A new $4.9 million contract awarded by the US Food and Drug Administration (FDA) seeks to improve how the agency deploys medical countermeasures during public health crises like Ebola.

Background

"In emergency situations, rapid response is critical," FDA writes on its website. And while that response often includes basic provisions—money to buy supplies and the deployment of healthcare providers to an area, for example—it almost always includes medical products like drugs and medical devices as well.

But therein lies a problem: The products deployed during emergencies aren't always as well-tested as products used during more typical situations. For example, patients might be subject to products approved under FDA's "Animal Rule," which approves products based on safety testing in humans and efficacy testing in animals, or investigational products not yet proven to be safe or effective in humans.

And FDA has a key question regarding these products: Do they work as intended?

New Contract

Until now, it's been difficult to say. The focus of public health officials during emergencies is on stopping the emergency—not setting up new clinical trials and trial sites to test products.

FDA's new four-year contract with the US Critical Illness and Injury Trials Group (USCIITG) is intended to change that, albeit on a small scale. The contract will go toward helping to "speed access to and evaluation of medical countermeasures during public health emergencies," FDA said.

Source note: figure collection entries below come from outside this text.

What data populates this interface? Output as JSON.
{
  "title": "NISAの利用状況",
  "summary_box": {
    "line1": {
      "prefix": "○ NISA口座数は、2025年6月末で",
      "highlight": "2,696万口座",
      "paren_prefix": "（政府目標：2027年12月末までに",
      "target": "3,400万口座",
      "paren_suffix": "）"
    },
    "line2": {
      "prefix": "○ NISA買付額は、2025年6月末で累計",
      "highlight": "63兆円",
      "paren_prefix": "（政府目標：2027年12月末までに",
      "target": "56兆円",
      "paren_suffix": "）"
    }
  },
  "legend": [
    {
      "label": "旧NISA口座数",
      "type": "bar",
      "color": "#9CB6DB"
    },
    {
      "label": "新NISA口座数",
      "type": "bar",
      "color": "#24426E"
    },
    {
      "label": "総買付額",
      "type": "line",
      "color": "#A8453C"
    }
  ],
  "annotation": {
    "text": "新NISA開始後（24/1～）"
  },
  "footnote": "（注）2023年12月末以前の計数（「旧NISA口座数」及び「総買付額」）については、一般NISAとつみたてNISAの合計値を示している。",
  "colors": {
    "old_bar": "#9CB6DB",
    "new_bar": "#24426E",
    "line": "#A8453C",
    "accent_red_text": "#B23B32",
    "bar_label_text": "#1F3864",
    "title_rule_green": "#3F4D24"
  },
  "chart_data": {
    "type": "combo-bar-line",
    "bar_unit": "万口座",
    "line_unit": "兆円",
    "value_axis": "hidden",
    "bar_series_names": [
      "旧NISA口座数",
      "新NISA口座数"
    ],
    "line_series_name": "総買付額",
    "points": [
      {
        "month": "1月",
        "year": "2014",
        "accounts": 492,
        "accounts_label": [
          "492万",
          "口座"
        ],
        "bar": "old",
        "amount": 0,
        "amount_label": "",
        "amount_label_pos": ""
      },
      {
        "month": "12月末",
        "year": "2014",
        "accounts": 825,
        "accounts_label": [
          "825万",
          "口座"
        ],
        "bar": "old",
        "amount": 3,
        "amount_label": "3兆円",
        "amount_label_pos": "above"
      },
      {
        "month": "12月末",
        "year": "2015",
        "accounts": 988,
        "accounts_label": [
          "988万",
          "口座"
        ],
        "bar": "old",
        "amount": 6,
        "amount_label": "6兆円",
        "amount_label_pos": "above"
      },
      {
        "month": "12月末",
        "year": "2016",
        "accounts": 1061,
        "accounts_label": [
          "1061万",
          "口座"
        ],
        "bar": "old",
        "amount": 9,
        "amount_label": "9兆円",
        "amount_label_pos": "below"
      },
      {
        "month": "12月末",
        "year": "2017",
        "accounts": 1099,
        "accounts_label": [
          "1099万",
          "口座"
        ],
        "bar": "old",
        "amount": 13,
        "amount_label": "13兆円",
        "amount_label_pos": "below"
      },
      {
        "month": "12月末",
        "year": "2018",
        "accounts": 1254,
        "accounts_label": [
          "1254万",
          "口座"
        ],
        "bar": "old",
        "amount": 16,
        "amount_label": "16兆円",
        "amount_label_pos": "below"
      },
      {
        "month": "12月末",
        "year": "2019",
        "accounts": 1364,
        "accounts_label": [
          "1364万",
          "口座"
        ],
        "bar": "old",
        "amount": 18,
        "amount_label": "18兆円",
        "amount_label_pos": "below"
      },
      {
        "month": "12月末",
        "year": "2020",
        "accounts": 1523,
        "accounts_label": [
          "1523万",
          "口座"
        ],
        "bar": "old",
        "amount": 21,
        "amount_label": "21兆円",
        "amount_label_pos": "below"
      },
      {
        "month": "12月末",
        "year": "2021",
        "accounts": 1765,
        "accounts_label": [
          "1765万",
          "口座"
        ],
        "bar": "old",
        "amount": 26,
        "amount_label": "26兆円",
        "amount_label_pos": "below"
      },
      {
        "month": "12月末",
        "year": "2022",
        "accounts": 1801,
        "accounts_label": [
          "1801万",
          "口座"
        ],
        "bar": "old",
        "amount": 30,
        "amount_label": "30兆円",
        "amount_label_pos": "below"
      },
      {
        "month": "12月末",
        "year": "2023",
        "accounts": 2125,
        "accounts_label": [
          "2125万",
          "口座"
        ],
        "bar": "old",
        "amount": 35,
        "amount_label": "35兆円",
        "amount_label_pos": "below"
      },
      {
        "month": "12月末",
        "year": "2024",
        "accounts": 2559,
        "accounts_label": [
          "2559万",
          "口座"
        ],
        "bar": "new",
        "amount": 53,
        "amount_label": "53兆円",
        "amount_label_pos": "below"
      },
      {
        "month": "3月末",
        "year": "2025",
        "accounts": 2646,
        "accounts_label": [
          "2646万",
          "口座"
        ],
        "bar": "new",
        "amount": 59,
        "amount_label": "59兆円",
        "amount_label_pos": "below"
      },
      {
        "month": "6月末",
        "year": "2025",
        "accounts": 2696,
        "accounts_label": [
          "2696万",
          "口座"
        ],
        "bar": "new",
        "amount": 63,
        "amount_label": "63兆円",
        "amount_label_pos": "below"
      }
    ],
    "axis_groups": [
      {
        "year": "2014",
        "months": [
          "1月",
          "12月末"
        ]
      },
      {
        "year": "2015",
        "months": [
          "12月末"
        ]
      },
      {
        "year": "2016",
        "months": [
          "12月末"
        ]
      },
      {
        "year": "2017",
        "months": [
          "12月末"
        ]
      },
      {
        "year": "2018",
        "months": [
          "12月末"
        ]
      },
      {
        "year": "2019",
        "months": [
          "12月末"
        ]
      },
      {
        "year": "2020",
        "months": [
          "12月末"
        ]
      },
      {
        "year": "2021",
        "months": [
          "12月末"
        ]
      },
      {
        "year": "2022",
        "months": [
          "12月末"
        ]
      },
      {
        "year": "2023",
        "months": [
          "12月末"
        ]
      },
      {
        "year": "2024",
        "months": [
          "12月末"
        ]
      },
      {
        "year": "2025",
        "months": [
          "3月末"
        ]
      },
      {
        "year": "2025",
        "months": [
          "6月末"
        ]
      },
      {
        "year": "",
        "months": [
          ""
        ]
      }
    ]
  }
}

"USCIITG will work to pre-position Phase 4 [post-market evaluation] studies in advance of a public health emergency. This includes obtaining full IRB approval before an event happens, to allow for the collection of data during an emergency," FDA explained.

A Centralized IRB

One of the main goals of the contract will be to set up a "Central Institutional Review Board … to review trial protocols for many institutions simultaneously." This would help physicians to administer products under approved protocols and allow them to quickly find out which products work and which do not.

A similar system might be useful in determining which treatments for Ebola work best in patients, for example.

Initial Focus on the Flu

One of the contract's main foci will be on developing a treatment protocol for intravenous zanamivir, "an investigational antiviral influenza treatment" which is now only available in clinical trials or through emergency investigational new drug (IND) requests. "This project will allow the use of IV zanamivir in hospitalized adult and pediatric patients with severe influenza during the 2015-2016 flu season and allow FDA to collect valuable standardized information on the clinical use of this investigational drug, with data consistently collected across multiple sites," the agency said.

The project will rely on pre-positioning investigational treatments at 20 hospitals around the country and the creation of an electronic care report form (eCRF) meant to expedite data reporting.

The project will ultimately help doctors obtain treatments for patients more easily and help the agency to collect better data on treatments, FDA hypothesized.